Three plays tell Henry VI’s story: CSC’s Part 1 encompassed all of Shakespeare’s first play and part of the second. In Henry VI: The Wars of the Roses, Part 2, we get the rest of the second and all of the third. The ambitious Duke of York, to be played by CSC veteran Giles Davies, has challenged the rule of Henry VI (Darnell Pierre Benjamin), who came to the throne as a child when his father, Henry V, died unexpectedly in 1422. The weak young king’s domineering and ruthless queen, Margaret of Anjou (Kelly Mengelkoch), often influenced his actions. Taking advantage of battles and chaos, Richard (Billy Chace), the hunchbacked Duke of Gloucester, begins his slow but inexorable rise to power.
CSC concludes this story with its upcoming staging of Richard III, in which Richard’s murderous manipulations finally place him on the throne. But before long, his tyrannical rule was opposed by fledgling Tudor claimants. His defeat in battle by Henry Tudor (who became Henry VII) launched the dynasty best known in Shakespeare’s time for Henry VIII (who reigned 1509-1547) and his daughter Elizabeth I, queen during most of the playwright’s London career.

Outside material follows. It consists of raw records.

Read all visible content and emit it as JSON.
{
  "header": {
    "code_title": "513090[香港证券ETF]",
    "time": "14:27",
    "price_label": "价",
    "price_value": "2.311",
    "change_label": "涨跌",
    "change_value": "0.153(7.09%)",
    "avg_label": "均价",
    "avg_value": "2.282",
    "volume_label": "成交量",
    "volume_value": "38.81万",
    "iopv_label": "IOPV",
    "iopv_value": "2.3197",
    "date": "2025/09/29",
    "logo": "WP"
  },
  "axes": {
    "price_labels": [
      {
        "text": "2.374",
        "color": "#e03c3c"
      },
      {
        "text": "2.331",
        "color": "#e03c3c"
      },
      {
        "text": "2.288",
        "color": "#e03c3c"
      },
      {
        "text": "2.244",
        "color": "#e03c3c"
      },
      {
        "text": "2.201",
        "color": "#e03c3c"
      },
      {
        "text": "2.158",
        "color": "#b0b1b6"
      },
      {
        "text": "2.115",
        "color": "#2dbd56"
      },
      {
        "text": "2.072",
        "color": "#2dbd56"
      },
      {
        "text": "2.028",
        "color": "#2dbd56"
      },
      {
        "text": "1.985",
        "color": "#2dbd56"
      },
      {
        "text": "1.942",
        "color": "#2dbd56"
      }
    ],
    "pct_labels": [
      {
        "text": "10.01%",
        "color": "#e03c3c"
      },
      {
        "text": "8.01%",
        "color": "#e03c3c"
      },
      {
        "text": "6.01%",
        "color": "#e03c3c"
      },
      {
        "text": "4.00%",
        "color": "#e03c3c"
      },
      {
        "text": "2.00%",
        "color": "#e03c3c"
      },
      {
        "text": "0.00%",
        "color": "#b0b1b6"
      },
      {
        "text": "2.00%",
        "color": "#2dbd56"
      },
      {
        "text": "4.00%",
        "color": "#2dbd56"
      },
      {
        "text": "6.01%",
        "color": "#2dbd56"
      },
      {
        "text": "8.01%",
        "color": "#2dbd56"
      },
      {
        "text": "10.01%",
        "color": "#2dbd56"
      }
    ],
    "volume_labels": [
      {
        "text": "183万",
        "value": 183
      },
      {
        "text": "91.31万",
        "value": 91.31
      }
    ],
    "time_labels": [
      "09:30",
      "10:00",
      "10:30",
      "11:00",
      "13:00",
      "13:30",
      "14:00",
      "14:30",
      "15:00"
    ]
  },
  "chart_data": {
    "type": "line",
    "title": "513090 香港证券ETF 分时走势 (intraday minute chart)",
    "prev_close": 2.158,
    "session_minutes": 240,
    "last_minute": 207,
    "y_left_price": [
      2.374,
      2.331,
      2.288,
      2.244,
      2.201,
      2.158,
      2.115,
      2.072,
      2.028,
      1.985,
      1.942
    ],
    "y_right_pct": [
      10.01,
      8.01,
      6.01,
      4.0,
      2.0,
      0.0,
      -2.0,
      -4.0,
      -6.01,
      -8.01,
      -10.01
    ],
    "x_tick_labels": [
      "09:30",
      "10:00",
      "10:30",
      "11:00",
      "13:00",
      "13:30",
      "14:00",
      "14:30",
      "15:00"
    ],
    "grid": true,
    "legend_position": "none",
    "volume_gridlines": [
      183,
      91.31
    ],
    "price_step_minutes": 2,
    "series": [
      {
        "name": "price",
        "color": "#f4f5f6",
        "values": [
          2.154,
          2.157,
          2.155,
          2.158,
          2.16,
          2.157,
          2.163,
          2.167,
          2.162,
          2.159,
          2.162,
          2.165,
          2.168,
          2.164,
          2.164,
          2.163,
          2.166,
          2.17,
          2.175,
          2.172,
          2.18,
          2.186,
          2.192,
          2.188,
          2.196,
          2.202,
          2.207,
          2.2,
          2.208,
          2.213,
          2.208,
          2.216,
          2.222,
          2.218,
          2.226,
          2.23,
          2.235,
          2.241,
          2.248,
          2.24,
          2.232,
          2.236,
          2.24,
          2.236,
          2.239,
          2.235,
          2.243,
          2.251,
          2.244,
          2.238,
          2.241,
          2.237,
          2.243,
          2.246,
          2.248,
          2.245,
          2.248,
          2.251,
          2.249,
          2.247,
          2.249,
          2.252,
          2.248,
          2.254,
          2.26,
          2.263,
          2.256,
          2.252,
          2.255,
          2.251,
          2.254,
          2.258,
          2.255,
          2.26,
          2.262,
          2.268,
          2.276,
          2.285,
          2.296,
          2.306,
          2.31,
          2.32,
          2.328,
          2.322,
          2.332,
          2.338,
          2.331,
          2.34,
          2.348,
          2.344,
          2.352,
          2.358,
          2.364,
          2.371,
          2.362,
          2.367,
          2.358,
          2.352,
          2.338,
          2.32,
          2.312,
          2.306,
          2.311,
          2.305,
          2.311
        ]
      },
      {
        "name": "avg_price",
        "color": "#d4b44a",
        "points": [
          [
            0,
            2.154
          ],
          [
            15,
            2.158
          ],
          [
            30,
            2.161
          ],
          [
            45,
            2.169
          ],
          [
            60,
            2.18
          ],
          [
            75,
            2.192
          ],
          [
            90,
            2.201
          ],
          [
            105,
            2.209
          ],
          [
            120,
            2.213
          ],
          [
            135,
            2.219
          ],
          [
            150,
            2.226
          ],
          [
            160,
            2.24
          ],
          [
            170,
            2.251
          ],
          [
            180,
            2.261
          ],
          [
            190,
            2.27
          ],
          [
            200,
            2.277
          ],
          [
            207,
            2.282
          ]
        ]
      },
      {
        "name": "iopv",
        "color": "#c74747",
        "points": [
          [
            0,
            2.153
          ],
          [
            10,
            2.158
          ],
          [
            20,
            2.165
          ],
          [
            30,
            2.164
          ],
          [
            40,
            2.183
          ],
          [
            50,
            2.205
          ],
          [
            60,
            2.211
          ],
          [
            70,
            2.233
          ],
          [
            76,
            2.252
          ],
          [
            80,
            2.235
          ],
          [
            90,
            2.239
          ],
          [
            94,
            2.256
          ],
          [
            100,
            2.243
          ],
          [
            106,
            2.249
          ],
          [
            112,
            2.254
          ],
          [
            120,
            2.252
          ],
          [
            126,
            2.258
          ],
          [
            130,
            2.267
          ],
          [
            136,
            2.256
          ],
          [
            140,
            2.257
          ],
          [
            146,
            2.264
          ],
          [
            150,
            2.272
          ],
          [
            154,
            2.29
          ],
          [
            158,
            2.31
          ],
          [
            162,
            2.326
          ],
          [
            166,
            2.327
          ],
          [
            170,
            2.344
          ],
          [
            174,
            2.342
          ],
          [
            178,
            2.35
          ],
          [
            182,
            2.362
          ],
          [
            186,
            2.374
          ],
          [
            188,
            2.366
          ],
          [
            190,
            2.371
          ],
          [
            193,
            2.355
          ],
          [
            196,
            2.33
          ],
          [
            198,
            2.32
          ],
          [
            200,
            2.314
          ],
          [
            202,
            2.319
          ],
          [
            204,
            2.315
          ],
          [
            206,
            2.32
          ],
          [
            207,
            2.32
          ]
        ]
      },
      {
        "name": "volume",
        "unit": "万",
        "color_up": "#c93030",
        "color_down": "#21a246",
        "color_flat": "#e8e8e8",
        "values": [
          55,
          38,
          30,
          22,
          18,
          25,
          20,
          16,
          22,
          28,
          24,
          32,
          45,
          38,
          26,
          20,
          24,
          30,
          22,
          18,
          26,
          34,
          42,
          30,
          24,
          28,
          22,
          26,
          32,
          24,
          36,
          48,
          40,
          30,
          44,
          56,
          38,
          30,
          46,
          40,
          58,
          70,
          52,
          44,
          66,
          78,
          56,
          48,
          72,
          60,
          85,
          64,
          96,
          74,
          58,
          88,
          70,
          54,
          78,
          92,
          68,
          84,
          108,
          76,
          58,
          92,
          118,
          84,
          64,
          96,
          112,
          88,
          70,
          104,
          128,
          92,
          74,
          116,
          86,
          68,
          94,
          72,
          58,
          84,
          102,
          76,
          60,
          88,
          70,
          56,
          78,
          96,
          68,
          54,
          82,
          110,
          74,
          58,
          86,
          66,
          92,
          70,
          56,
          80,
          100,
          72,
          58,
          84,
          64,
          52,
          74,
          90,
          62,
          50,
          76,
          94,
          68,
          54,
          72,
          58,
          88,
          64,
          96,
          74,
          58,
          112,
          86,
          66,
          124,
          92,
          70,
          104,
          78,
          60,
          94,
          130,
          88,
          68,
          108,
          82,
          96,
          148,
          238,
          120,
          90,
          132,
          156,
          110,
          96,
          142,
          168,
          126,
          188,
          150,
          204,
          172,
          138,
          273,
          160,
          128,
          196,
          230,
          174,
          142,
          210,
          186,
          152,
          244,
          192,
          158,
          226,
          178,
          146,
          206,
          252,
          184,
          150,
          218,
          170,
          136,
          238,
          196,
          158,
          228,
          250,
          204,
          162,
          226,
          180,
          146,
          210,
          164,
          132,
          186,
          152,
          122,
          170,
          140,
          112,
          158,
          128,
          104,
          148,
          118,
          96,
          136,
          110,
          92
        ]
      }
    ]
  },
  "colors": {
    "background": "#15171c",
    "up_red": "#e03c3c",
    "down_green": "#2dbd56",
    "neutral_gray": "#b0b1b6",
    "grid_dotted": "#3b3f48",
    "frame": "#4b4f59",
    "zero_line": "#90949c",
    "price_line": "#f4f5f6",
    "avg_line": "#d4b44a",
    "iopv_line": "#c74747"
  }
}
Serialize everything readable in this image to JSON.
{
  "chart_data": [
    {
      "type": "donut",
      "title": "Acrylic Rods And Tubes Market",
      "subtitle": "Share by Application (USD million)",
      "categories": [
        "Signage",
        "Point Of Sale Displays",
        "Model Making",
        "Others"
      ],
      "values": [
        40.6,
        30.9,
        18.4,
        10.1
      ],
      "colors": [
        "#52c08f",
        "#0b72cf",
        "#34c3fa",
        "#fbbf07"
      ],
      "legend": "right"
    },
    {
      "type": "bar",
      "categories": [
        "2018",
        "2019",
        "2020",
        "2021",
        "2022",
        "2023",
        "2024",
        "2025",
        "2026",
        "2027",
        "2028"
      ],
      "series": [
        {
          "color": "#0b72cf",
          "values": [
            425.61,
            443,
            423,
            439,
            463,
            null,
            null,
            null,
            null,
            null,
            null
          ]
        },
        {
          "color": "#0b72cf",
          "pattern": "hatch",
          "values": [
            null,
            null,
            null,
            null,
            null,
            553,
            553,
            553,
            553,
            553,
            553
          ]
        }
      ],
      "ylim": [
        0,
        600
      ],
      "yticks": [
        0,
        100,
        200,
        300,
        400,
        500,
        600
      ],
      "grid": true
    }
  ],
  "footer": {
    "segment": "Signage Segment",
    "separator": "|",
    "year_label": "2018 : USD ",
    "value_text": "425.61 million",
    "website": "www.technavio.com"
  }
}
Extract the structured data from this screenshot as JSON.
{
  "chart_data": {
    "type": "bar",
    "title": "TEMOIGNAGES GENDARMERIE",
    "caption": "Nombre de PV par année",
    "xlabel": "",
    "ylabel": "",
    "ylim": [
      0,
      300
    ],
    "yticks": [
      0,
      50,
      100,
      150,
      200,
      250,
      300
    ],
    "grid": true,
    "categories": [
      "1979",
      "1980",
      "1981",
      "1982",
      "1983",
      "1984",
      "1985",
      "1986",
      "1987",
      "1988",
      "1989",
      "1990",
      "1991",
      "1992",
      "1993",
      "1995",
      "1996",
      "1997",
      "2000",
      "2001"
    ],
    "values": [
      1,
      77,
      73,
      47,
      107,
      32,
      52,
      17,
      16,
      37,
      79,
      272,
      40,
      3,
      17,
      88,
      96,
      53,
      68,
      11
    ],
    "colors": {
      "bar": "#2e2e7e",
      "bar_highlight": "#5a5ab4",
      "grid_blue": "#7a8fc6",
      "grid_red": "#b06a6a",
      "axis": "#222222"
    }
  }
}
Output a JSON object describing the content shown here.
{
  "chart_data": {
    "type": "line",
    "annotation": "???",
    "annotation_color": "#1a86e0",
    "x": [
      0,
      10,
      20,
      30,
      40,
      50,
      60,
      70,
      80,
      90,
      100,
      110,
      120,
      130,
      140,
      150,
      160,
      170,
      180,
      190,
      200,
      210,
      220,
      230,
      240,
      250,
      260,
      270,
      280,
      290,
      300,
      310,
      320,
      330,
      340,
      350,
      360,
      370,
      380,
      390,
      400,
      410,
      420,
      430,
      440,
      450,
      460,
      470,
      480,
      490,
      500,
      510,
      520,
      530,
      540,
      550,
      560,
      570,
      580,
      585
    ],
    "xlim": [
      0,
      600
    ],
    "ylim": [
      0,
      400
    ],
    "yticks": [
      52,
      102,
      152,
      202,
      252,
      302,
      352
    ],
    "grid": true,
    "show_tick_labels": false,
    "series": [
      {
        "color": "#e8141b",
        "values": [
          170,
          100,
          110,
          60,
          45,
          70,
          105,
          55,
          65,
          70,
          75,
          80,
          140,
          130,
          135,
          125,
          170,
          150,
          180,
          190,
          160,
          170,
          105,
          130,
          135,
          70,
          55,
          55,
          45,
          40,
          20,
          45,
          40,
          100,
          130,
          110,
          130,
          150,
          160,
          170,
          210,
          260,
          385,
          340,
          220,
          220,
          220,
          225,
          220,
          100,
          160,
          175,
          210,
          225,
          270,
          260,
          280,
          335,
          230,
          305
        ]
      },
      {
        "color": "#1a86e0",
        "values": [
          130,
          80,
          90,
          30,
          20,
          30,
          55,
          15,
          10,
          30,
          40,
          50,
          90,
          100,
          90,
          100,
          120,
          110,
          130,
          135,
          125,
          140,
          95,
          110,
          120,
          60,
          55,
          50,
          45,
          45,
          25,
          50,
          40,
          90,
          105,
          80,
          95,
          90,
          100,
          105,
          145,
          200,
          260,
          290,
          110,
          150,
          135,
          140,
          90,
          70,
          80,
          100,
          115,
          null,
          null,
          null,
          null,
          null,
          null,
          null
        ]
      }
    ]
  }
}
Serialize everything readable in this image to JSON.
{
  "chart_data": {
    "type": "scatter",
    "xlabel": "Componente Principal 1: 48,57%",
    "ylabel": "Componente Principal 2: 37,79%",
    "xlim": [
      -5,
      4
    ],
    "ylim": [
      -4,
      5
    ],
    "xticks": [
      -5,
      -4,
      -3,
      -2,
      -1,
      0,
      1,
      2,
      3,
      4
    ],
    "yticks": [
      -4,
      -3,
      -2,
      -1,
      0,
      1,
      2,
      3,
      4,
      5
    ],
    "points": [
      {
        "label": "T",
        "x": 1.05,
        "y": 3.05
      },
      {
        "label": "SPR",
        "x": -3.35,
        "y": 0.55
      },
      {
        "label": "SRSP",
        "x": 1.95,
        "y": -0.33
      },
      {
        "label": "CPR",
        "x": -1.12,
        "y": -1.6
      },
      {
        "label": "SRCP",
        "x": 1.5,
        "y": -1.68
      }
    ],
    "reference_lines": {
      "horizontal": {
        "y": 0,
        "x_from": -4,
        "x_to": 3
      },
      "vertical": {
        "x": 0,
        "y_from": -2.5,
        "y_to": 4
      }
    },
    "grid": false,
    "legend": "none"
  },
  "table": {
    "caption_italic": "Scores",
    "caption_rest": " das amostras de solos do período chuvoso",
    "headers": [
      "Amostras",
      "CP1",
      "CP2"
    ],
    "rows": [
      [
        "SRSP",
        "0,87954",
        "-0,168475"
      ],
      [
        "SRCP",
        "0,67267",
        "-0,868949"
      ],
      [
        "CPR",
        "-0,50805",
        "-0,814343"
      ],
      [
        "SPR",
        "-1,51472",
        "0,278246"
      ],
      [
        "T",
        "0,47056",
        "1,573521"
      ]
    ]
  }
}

The Tragedy of King Richard the Third, as the play was titled when it was first staged in the early 1590s, portrayed the king (he reigned 1483-1485) in such brutal, murderous and conniving terms that his reputation suffered for centuries. He came to light — literally, in fact — in 2012 when his skeletal remains, verified by DNA testing, were unearthed beneath a parking lot in Leicester, England. Not that he was buried in such an ignominious spot — it was once the site of a monastery, Greyfriars Priory. He died at the age of 32 in the nearby Battle of Bosworth Field on Aug. 22, 1485, the last king of England to die in battle on home soil.
With these productions, Cincinnati Shakespeare Company becomes just the second American theater company to complete the entire history cycle in chronological order. Producing Artistic Director Brian Isaac Phillips says, “Richard III is one of Shakespeare’s best-loved histories. Many people know Richard as the evil, hunchbacked king. Henry VI is performed less often, so our production gives audiences an exciting chance to get to know Richard as a young man and watch his progression through all the experiences that put him where he is at the start of Richard III.”
These productions are the culmination of focused ambition by CSC to rise to the peak of classic theater companies.